= Disability in Tuvalu =

Tuvalu has been slow to deal with problems that people with a disability face in the country. Since 1978, the government of Tuvalu has been slow to create policy and laws for people with disabilities. In addition, few studies have been done to assess the scope of the issue on the islands. The first comprehensive study of people with disabilities in Tuvalu was done in February 2017.

== Demographics ==
In 2012, there were 206 people with disabilities in Tuvalu, with the rate of prevalence of disability at 1.9% of the population. Most people with disabilities had a physical disability of some kind with 27.7% having a mental disability. A comprehensive study of people with disabilities in Tuvalu was done in 2017, and they collected 466 in the database for the Fusi Alofa Association (FAA) Tuvalu which is an organisation for people with disabilities.

== Policy ==

=== Legislation ===
Tuvalu implemented a mental health policy for the country in 1978. Current law does not prohibit discriminating against people with disabilities in all areas of their lives. There is no law or provisions for accommodating people with disabilities in public spaces. There are no government benefits for people with disabilities in Tuvalu. Tuvalu has tasked its Community Affairs Department in the Ministry of Home Affairs and Rural Development to protect the rights of people with disabilities in the country.

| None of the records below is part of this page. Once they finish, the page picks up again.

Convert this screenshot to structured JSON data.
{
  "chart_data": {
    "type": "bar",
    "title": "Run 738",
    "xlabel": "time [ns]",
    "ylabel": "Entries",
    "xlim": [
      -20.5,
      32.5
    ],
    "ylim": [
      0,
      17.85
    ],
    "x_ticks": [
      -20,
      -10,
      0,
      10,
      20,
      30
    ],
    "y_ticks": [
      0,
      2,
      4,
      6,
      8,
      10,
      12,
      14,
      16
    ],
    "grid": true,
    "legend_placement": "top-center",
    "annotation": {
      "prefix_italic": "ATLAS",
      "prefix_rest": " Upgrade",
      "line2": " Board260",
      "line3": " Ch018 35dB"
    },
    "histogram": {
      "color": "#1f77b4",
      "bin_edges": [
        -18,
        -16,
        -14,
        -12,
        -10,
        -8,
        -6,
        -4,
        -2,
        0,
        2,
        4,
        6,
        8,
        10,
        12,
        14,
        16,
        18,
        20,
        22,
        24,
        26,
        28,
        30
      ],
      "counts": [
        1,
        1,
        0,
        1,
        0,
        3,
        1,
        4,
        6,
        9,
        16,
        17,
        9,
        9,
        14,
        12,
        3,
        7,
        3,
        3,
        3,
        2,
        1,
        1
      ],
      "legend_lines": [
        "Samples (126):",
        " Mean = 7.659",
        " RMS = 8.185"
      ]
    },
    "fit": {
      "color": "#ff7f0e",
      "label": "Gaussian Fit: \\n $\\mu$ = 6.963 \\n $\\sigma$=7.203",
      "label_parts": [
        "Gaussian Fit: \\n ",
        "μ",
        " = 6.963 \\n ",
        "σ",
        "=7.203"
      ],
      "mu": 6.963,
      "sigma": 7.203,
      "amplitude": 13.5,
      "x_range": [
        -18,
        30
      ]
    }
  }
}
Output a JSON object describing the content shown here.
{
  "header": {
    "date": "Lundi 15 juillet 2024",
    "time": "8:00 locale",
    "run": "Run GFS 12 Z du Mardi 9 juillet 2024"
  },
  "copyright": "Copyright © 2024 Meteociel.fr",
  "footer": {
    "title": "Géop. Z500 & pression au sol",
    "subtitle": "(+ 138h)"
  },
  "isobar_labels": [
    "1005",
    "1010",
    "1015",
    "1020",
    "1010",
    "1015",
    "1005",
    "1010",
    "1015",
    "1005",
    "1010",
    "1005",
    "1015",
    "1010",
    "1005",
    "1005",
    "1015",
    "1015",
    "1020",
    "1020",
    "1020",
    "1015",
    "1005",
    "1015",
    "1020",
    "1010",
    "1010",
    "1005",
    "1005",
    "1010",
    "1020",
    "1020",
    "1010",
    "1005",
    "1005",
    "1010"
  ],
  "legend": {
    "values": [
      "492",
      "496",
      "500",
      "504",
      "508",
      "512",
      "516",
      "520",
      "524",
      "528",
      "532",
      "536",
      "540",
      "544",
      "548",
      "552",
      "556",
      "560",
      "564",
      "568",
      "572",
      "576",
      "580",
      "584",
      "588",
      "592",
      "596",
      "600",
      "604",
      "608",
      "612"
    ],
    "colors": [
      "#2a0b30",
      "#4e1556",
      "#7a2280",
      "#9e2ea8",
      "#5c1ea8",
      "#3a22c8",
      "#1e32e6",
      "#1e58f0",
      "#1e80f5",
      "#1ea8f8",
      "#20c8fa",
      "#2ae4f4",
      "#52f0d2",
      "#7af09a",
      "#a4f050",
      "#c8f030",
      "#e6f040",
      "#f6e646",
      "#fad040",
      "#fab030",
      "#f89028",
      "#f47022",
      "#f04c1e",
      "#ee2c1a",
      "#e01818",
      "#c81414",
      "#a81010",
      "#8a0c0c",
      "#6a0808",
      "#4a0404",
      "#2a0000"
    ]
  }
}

Tuvalu has signed and ratified the Convention on the Rights of Persons with Disabilities (CRPD).

=== Non-Governmental organisations ===
Before 2010, the Tuvalu Red Cross Society handled issues relating to people with disabilities, in addition to the other services they provided. The Red Cross used a medical model of disability. The organisation provided workshops and gave out wheelchairs and crutches to those who need them. During the 1980s and 1990s, the Red Cross operated a "small educational centre" on Funafuti, which employed two staff to help children with disabilities.

The Fusi Alofa Association (FAA) Tuvalu was created in 2010 and is the only cross-disability organisation working in Tuvalu. FAA Tuvalu was established to promote the rights of persons with disabilities and to give children with disabilities greater opportunities in Tuvalu. Prior to the formation of FAA Tuvalu, there were no services for disabled children in the country. FAA Tuvalu currently operates a school for children with disabilities on Funafuti.

== Unique challenges ==
Even though the island nation is small, transportation for people with physical disabilities can be an issue. In addition, even government buildings may not be accessible to individuals with physical disabilities.

Climate change also is problem that affects all Pacific Island nations and the elderly and people with disabilities are at a greater risk of being affected.